After the public is given time to comment on the study's findings, the Council on Environmental Quality would review the recommendations and decide whether to implement the plan or formulate an alternative approach.
Rep. Frank Pallone (D-N.J.) had pushed to include the provision in the sweeping energy and climate legislation. "New Jersey has the potential to produce a significant amount of renewable energy from offshore wind," Pallone said in a statement. "For coastal districts like mine, it is important that we develop renewable offshore energy in a way that is environmentally responsible."

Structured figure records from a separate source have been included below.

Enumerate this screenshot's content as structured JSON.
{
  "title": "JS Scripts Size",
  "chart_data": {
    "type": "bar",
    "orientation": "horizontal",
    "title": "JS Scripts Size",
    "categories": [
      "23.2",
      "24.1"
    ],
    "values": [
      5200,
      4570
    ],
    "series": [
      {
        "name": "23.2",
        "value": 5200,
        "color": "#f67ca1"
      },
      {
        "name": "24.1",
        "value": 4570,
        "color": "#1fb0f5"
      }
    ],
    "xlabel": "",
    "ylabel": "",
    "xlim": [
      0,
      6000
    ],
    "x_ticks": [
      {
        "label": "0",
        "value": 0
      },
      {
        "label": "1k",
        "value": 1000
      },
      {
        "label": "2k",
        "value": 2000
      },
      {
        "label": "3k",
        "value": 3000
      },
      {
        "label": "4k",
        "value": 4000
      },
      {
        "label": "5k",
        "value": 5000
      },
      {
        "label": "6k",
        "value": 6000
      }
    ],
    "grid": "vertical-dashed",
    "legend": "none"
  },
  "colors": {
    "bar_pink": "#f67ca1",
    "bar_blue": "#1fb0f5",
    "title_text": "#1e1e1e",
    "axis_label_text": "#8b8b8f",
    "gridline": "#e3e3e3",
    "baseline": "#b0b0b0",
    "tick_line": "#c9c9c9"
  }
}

But the wind, wave, ocean current and tidal current industries, which have been targeted in the legislation, remain wary of the language in the chairman's mark unveiled yesterday by Energy and Commerce Chairman Henry Waxman (D-Calif.).
"We're certainly open to the idea of marine spatial planning," said Laurie Jodziewicz, manager of siting policy at the American Wind Energy Association. "I guess it's a question of implementation. It's not necessarily clear how everything will work together."
One thing AWEA is concerned about, Jodziewicz said, is how the legislation would affect the wind industry's numerous projects that are already in various stages of development. "Projects that are already moving forward shouldn't be stopped in their tracks while trying to plan," she said. "As long as projects aren't stopped today while they do planning, we're quite open to work to find the best, most balanced uses of oceans and to understand how to work with other competing users."
Meanwhile, the nascent marine hydrokinetic energy industry is concerned that such a move could stifle initial efforts to establish itself and its technology.
"Many developers have put forth substantial resources in IDing sites and have gone forward with developing them," said Carolyn Elefant, general counsel for the Ocean Renewable Energy Coalition. "We would hate to see those sites delayed or the investments that developers made compromised by an inflexible plan."